Conventional wisdom is that burgers and cannabis are probably bad for our health. However, with recent breakthroughs in meat-alternatives and medicinal cannabis products – opinion seems to be turning. However, we still think that investing in IPOs in the current market might not be the best thing for your financial health.
People often ask us whether we are investing in one of the new IPO's, where a company lists on a stock exchange for the first time. There have been many successful IPOs over the years like Amazon, Google and Facebook. But many more have not been so successful. In fact, over the last ten years an index of IPO's has underperformed the broader market, while having higher volatility in returns. We think that lower returns and higher risk is not a great formula for successful investing.
Many recent IPOs have exhibited bubble-like behaviour. And like all bubbles, they eventually burst bringing stock prices and unfortunate investors down with it.
Investors need to avoid, or tread carefully around these areas, and we think active management can really help in this environment.
Exciting new companies do not always make great investments
Beyond Meat makes plant-based burger patties and sausages that are closer to the taste and texture of meat than existing alternatives. There is growing concern around the health impact of meat-heavy diets, but also the significant environmental consequences because animals require a lot of land, feed and water to grow. As a result there is a huge opportunity here – with global meat sales worth around $2 trillion annually, even getting a small part of that onto alternatives is a big market.
The cannabis market also saw similar story unfold with the IPO of Tilray, a leader in the fast-growing medicinal cannabis industry.
Both of these companies exhibited the underlying characteristics we often see in bubbles. A new disruptive technology or product with potentially huge market opportunities. Revenues were growing fast and both companies were in all the news headlines driving widespread awareness and higher share prices.
People who feared missing the next big thing also bought in, which drove share prices up further. Valuations were increasingly detached from the underlying fundamentals. Beyond Meat was up almost 10x 2 months post IPO. That was eclipsed by Tilray, which surged nearly 17x over a similar period.
Eventually reality set in. These companies were both making substantial losses that were getting bigger even as sales grew. In fact, 80% of IPOs during 2018 were for loss-making companies, drawing comparisons with the dotcom boom when we last saw similar levels.
The potentially large market opportunities also attracted competition. Multi-national food companies like Nestle and Unilever created their own plant-based meat alternatives. Tilray is now facing competition from dozens of new entrants.
Many companies that have listed in recent years have sustainable underlying business models – however the valuations imply some very bullish assumptions around future growth and profitability. Other IPOs have more question marks around the sustainability of the business model, especially once the era of easy money ends and they can no longer fund the ongoing losses.
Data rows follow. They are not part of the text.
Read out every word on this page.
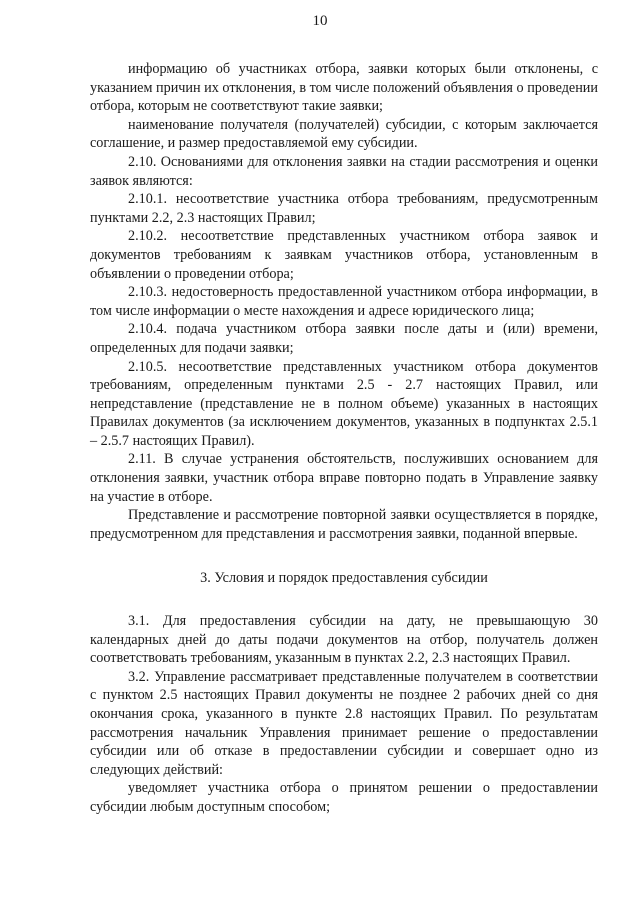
10

информацию об участниках отбора, заявки которых были отклонены, с указанием причин их отклонения, в том числе положений объявления о проведении отбора, которым не соответствуют такие заявки;

наименование получателя (получателей) субсидии, с которым заключается соглашение, и размер предоставляемой ему субсидии.

2.10. Основаниями для отклонения заявки на стадии рассмотрения и оценки заявок являются:

2.10.1. несоответствие участника отбора требованиям, предусмотренным пунктами 2.2, 2.3 настоящих Правил;

2.10.2. несоответствие представленных участником отбора заявок и документов требованиям к заявкам участников отбора, установленным в объявлении о проведении отбора;

2.10.3. недостоверность предоставленной участником отбора информации, в том числе информации о месте нахождения и адресе юридического лица;

2.10.4. подача участником отбора заявки после даты и (или) времени, определенных для подачи заявки;

2.10.5. несоответствие представленных участником отбора документов требованиям, определенным пунктами 2.5 - 2.7 настоящих Правил, или непредставление (представление не в полном объеме) указанных в настоящих Правилах документов (за исключением документов, указанных в подпунктах 2.5.1 – 2.5.7 настоящих Правил).

2.11. В случае устранения обстоятельств, послуживших основанием для отклонения заявки, участник отбора вправе повторно подать в Управление заявку на участие в отборе.

Представление и рассмотрение повторной заявки осуществляется в порядке, предусмотренном для представления и рассмотрения заявки, поданной впервые.

3. Условия и порядок предоставления субсидии

3.1. Для предоставления субсидии на дату, не превышающую 30 календарных дней до даты подачи документов на отбор, получатель должен соответствовать требованиям, указанным в пунктах 2.2, 2.3 настоящих Правил.

3.2. Управление рассматривает представленные получателем в соответствии с пунктом 2.5 настоящих Правил документы не позднее 2 рабочих дней со дня окончания срока, указанного в пункте 2.8 настоящих Правил. По результатам рассмотрения начальник Управления принимает решение о предоставлении субсидии или об отказе в предоставлении субсидии и совершает одно из следующих действий:

уведомляет участника отбора о принятом решении о предоставлении субсидии любым доступным способом;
So what can we take away from all this?
Firstly, IPO's are not a way to make easy money. A lot of due diligence is required to assess which IPOs are good investments and which are hype. This is where the importance of having an investment process comes in.
Our STEEPP research process places a lot of emphasis on the long-term sustainability of business models and helped quickly screen out names like Beyond Meat and Tilray.
While we do look at IPOs, we generally think our time is better spent looking for ideas among the thousands of existing companies with proven track-records, that are growing sales while making profits.
Similarly, individual investors can benefit from sticking to their long-term financial plan, rather than chasing the latest shiny new thing.